How many books have you written?

I have written four Poetry collections and co-wrote an Anthology, with three South African authors from Gqerbeha. It is also available as an eBook. I also have an unpublished Afrikaans version of my first book, ‘The Salamander Chronicles’

How do you choose a title for a book?

I tend to choose a title from the most impactful poem of any collection or the main emotional thread of any collection.

Have you won any awards or grants or any other achievements and how important are they to you?

I have only been nominated twice for a Pushcart poetry prize in the USA, as well as ‘Best of the Net’ but never actually received a prize for any of my books. That does not deter me from submitting my books to the Glenna Luchei Prize hosted by Nebraska University for a writer from the African Continent.

I have been noted as one of two writers who currently specialise in Ekphrastic Writing.Where do your creative energies come from?

Nature, historic emotional pain, politics, people, culture, the climate, indifferences, and current affairs.

Recommend 20 books to aspirant writers and mention the book and the writer that transformed your life

The book that changed my life is ‘When She Was White’ by Judith Stone.

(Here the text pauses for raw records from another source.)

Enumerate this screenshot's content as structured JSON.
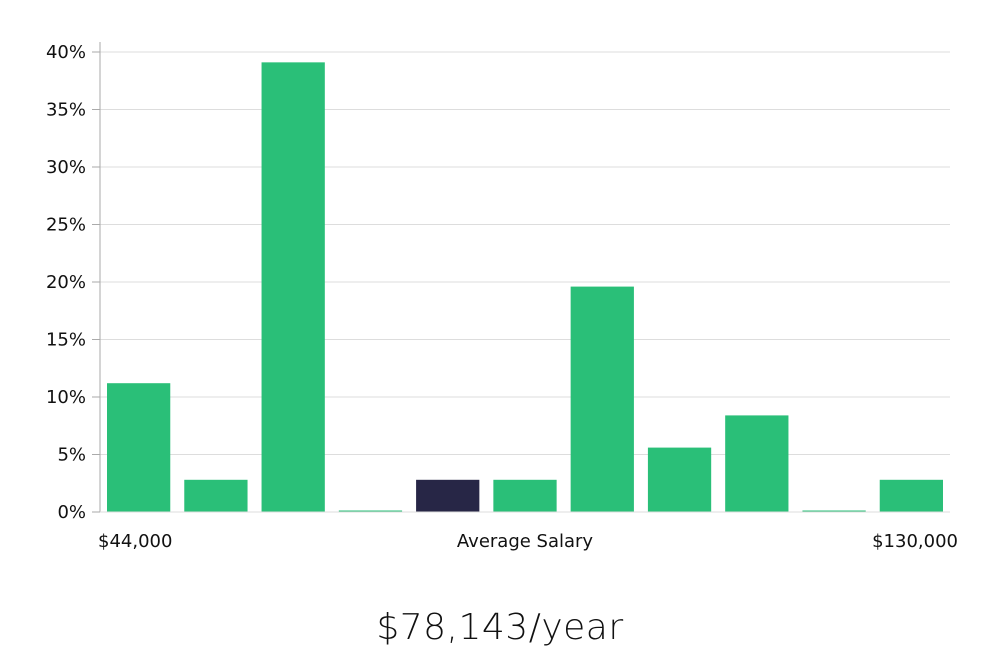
{
  "chart_data": {
    "type": "bar",
    "ylim": [
      0,
      40
    ],
    "y_ticks": [
      0,
      5,
      10,
      15,
      20,
      25,
      30,
      35,
      40
    ],
    "y_tick_suffix": "%",
    "grid": true,
    "values": [
      11.2,
      2.8,
      39.1,
      0,
      2.8,
      2.8,
      19.6,
      5.6,
      8.4,
      0,
      2.8
    ],
    "highlight_index": 4,
    "colors": {
      "bar": "#2abf78",
      "highlight": "#272646",
      "grid": "#dddddd",
      "axis": "#aaaaaa"
    },
    "x_label_left": "$44,000",
    "x_label_center": "Average Salary",
    "x_label_right": "$130,000"
  },
  "average_salary": "$78,143/year"
}
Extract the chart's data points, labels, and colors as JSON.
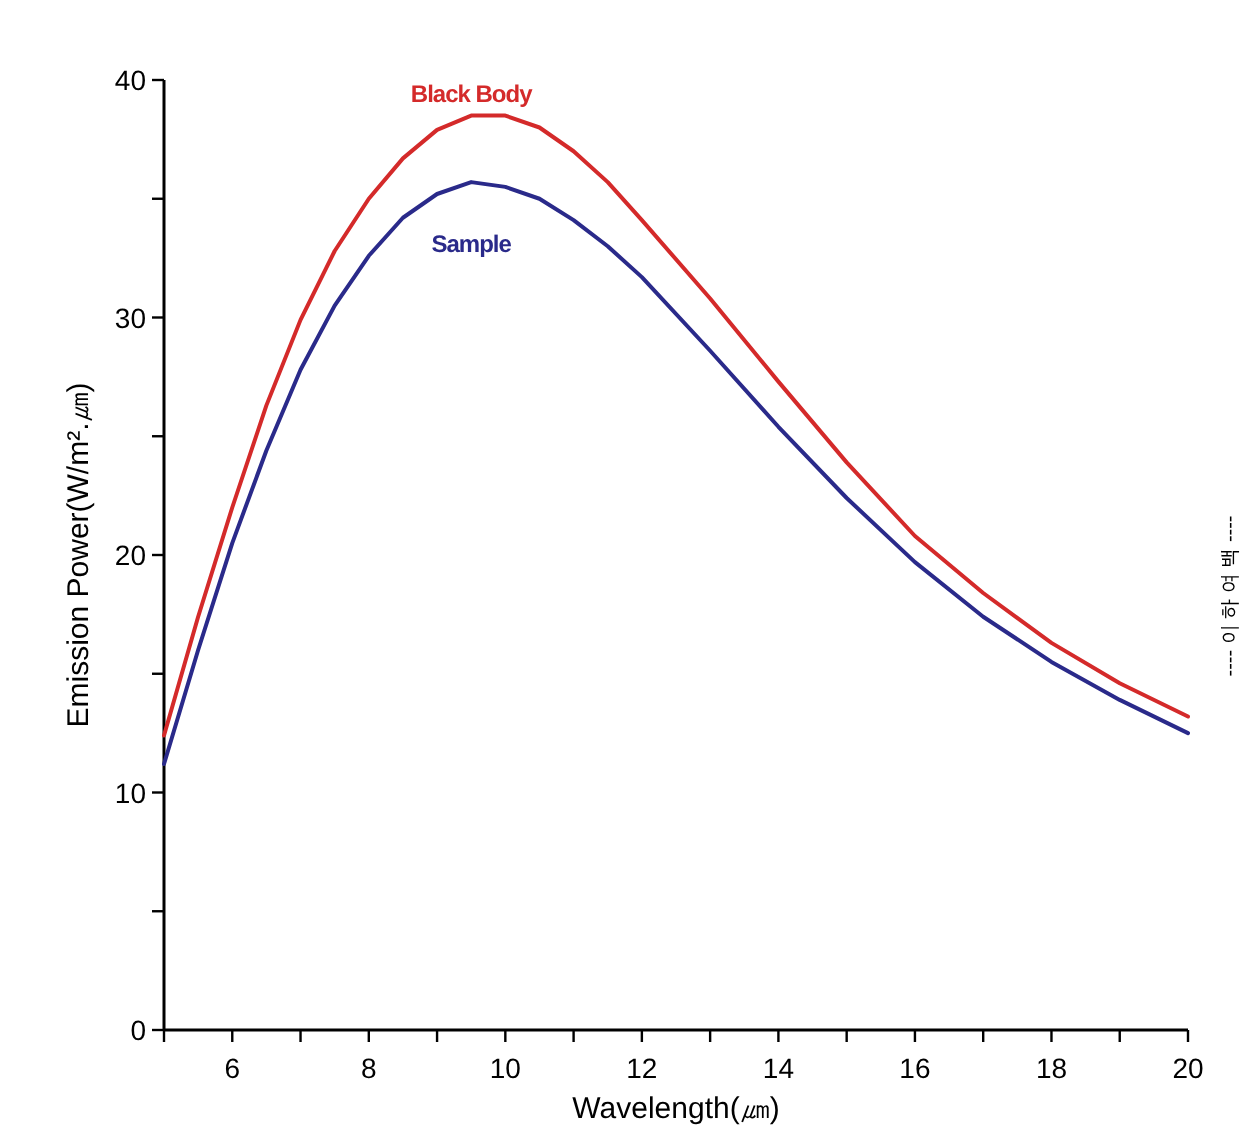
{
  "chart_data": {
    "type": "line",
    "xlabel": "Wavelength(㎛)",
    "ylabel": "Emission Power(W/m².㎛)",
    "x": [
      5,
      5.5,
      6,
      6.5,
      7,
      7.5,
      8,
      8.5,
      9,
      9.5,
      10,
      10.5,
      11,
      11.5,
      12,
      13,
      14,
      15,
      16,
      17,
      18,
      19,
      20
    ],
    "series": [
      {
        "name": "Black Body",
        "color": "#d42a2a",
        "values": [
          12.4,
          17.4,
          22.0,
          26.3,
          29.9,
          32.8,
          35.0,
          36.7,
          37.9,
          38.5,
          38.5,
          38.0,
          37.0,
          35.7,
          34.1,
          30.8,
          27.3,
          23.9,
          20.8,
          18.4,
          16.3,
          14.6,
          13.2
        ]
      },
      {
        "name": "Sample",
        "color": "#2a2a8a",
        "values": [
          11.2,
          16.0,
          20.5,
          24.4,
          27.8,
          30.5,
          32.6,
          34.2,
          35.2,
          35.7,
          35.5,
          35.0,
          34.1,
          33.0,
          31.7,
          28.6,
          25.4,
          22.4,
          19.7,
          17.4,
          15.5,
          13.9,
          12.5
        ]
      }
    ],
    "xlim": [
      5,
      20
    ],
    "ylim": [
      0,
      40
    ],
    "xticks": [
      {
        "value": 5,
        "label": null
      },
      6,
      {
        "value": 7,
        "label": null
      },
      8,
      {
        "value": 9,
        "label": null
      },
      10,
      {
        "value": 11,
        "label": null
      },
      12,
      {
        "value": 13,
        "label": null
      },
      14,
      {
        "value": 15,
        "label": null
      },
      16,
      {
        "value": 17,
        "label": null
      },
      18,
      {
        "value": 19,
        "label": null
      },
      20
    ],
    "yticks": [
      0,
      {
        "value": 5,
        "label": null
      },
      10,
      {
        "value": 15,
        "label": null
      },
      20,
      {
        "value": 25,
        "label": null
      },
      30,
      {
        "value": 35,
        "label": null
      },
      40
    ],
    "grid": false,
    "annotations": [
      "---- 이 하 여 백 ----"
    ]
  }
}
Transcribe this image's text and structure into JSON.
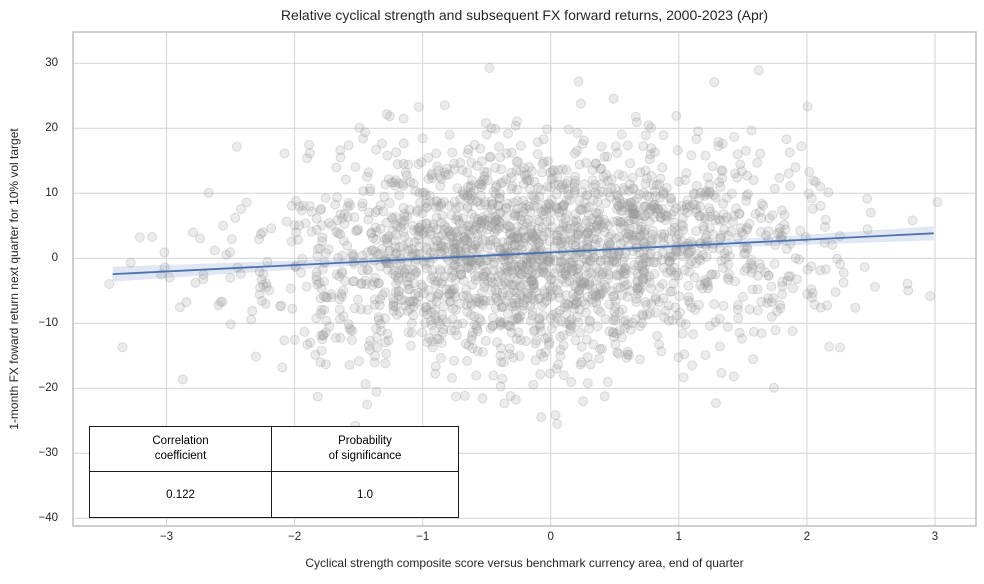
{
  "chart_data": {
    "type": "scatter",
    "title": "Relative cyclical strength and subsequent FX forward returns, 2000-2023 (Apr)",
    "xlabel": "Cyclical strength composite score versus benchmark currency area, end of quarter",
    "ylabel": "1-month FX foward return next quarter for 10% vol target",
    "xlim": [
      -3.73,
      3.32
    ],
    "ylim": [
      -41.2,
      34.8
    ],
    "xticks": {
      "values": [
        -3,
        -2,
        -1,
        0,
        1,
        2,
        3
      ],
      "labels": [
        "−3",
        "−2",
        "−1",
        "0",
        "1",
        "2",
        "3"
      ]
    },
    "yticks": {
      "values": [
        30,
        20,
        10,
        0,
        -10,
        -20,
        -30,
        -40
      ],
      "labels": [
        "30",
        "20",
        "10",
        "0",
        "−10",
        "−20",
        "−30",
        "−40"
      ]
    },
    "grid": true,
    "grid_color": "#d4d4d4",
    "spine_color": "#bfbfbf",
    "marker": {
      "color": "#999999",
      "radius": 4.5,
      "fill_opacity": 0.2,
      "edge_opacity": 0.3
    },
    "trendline": {
      "color": "#4C72B0",
      "slope": 0.98,
      "intercept": 0.9,
      "x_start": -3.42,
      "x_end": 2.99
    },
    "confidence_band": {
      "color": "#4C72B0",
      "opacity": 0.17,
      "var_at_mean": 0.078,
      "var_slope": 0.113,
      "x_mean": -0.12
    },
    "scatter_generator": {
      "seed": 20001,
      "n": 2200,
      "x_mean": -0.12,
      "x_std": 1.05,
      "x_min": -3.45,
      "x_max": 3.05,
      "noise_std": 8.5,
      "y_min": -32.5,
      "y_max": 31.6
    },
    "stats_table": {
      "headers": [
        "Correlation\ncoefficient",
        "Probability\nof significance"
      ],
      "values": [
        "0.122",
        "1.0"
      ]
    }
  }
}
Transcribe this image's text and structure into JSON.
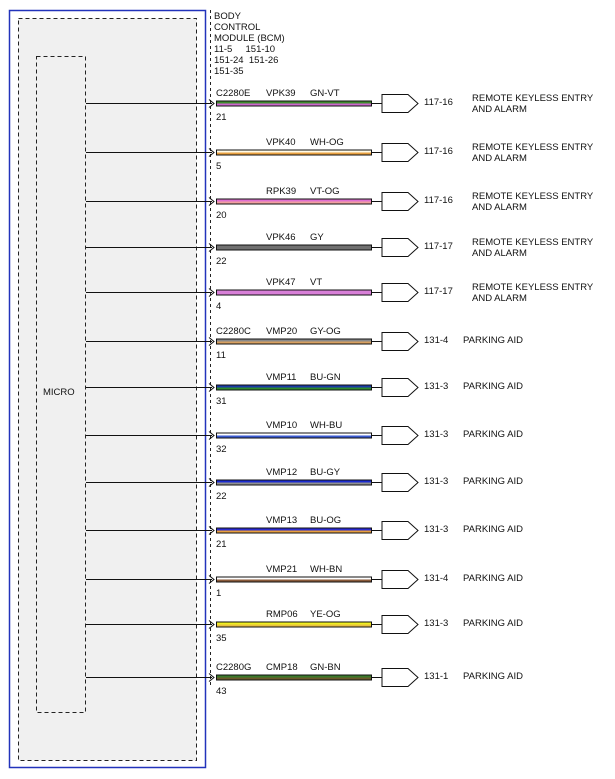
{
  "module": {
    "title_lines": [
      "BODY",
      "CONTROL",
      "MODULE (BCM)"
    ],
    "ref_lines": [
      "11-5     151-10",
      "151-24  151-26",
      "151-35"
    ],
    "micro_label": "MICRO"
  },
  "circuits": [
    {
      "connector": "C2280E",
      "circuit": "VPK39",
      "wire_color": "GN-VT",
      "pin": "21",
      "ref": "117-16",
      "dest": [
        "REMOTE KEYLESS ENTRY",
        "AND ALARM"
      ],
      "colors": [
        "#3e8a2e",
        "#cc66cc"
      ]
    },
    {
      "connector": "",
      "circuit": "VPK40",
      "wire_color": "WH-OG",
      "pin": "5",
      "ref": "117-16",
      "dest": [
        "REMOTE KEYLESS ENTRY",
        "AND ALARM"
      ],
      "colors": [
        "#fffbe8",
        "#e8a040"
      ]
    },
    {
      "connector": "",
      "circuit": "RPK39",
      "wire_color": "VT-OG",
      "pin": "20",
      "ref": "117-16",
      "dest": [
        "REMOTE KEYLESS ENTRY",
        "AND ALARM"
      ],
      "colors": [
        "#e070d0",
        "#f0a0a0"
      ]
    },
    {
      "connector": "",
      "circuit": "VPK46",
      "wire_color": "GY",
      "pin": "22",
      "ref": "117-17",
      "dest": [
        "REMOTE KEYLESS ENTRY",
        "AND ALARM"
      ],
      "colors": [
        "#707070",
        "#707070"
      ]
    },
    {
      "connector": "",
      "circuit": "VPK47",
      "wire_color": "VT",
      "pin": "4",
      "ref": "117-17",
      "dest": [
        "REMOTE KEYLESS ENTRY",
        "AND ALARM"
      ],
      "colors": [
        "#d880d8",
        "#d880d8"
      ]
    },
    {
      "connector": "C2280C",
      "circuit": "VMP20",
      "wire_color": "GY-OG",
      "pin": "11",
      "ref": "131-4",
      "dest": [
        "PARKING AID"
      ],
      "colors": [
        "#8a8a8a",
        "#d8a060"
      ]
    },
    {
      "connector": "",
      "circuit": "VMP11",
      "wire_color": "BU-GN",
      "pin": "31",
      "ref": "131-3",
      "dest": [
        "PARKING AID"
      ],
      "colors": [
        "#1a3aa8",
        "#2e8a2e"
      ]
    },
    {
      "connector": "",
      "circuit": "VMP10",
      "wire_color": "WH-BU",
      "pin": "32",
      "ref": "131-3",
      "dest": [
        "PARKING AID"
      ],
      "colors": [
        "#ffffff",
        "#3a5ad0"
      ]
    },
    {
      "connector": "",
      "circuit": "VMP12",
      "wire_color": "BU-GY",
      "pin": "22",
      "ref": "131-3",
      "dest": [
        "PARKING AID"
      ],
      "colors": [
        "#1a2ad0",
        "#909090"
      ]
    },
    {
      "connector": "",
      "circuit": "VMP13",
      "wire_color": "BU-OG",
      "pin": "21",
      "ref": "131-3",
      "dest": [
        "PARKING AID"
      ],
      "colors": [
        "#2a2ad0",
        "#e8a040"
      ]
    },
    {
      "connector": "",
      "circuit": "VMP21",
      "wire_color": "WH-BN",
      "pin": "1",
      "ref": "131-4",
      "dest": [
        "PARKING AID"
      ],
      "colors": [
        "#ffffff",
        "#8a5a3a"
      ]
    },
    {
      "connector": "",
      "circuit": "RMP06",
      "wire_color": "YE-OG",
      "pin": "35",
      "ref": "131-3",
      "dest": [
        "PARKING AID"
      ],
      "colors": [
        "#f0f020",
        "#e8c040"
      ]
    },
    {
      "connector": "C2280G",
      "circuit": "CMP18",
      "wire_color": "GN-BN",
      "pin": "43",
      "ref": "131-1",
      "dest": [
        "PARKING AID"
      ],
      "colors": [
        "#3a7a2a",
        "#6a5a2a"
      ]
    }
  ]
}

(I will have to draw up my list of 20 books and will let you know.)

Thank you for agreeing to this interview.

3 Responses to Don Beukes: An African Poet Living in Paris

  1. Don Beukes October 13, 2022 at 8:55 am

    Thank you to Abigail George and The Migrant Online for this interview.

  2. Joseph Windvogel October 13, 2022 at 3:57 pm

    Words, thoughs, emotions, records, physical things, spiritual things, everything would not be,not even this comment would not possible without the art of our being creative humans and in need of expression. Keep on writing, my friend, I love to follow your progress and I am learning a lot from observing and looking at the work you produce.Thank you for inspiring me and many other potential poets to venture on the road of creativity.

  3. Don Beukes October 19, 2022 at 6:30 pm

    Dear Joseph

    I am humbled by your uplifting feedback It makes my writing efforts so much more worth it.

    I thank you kindly and please feel free to connect with me.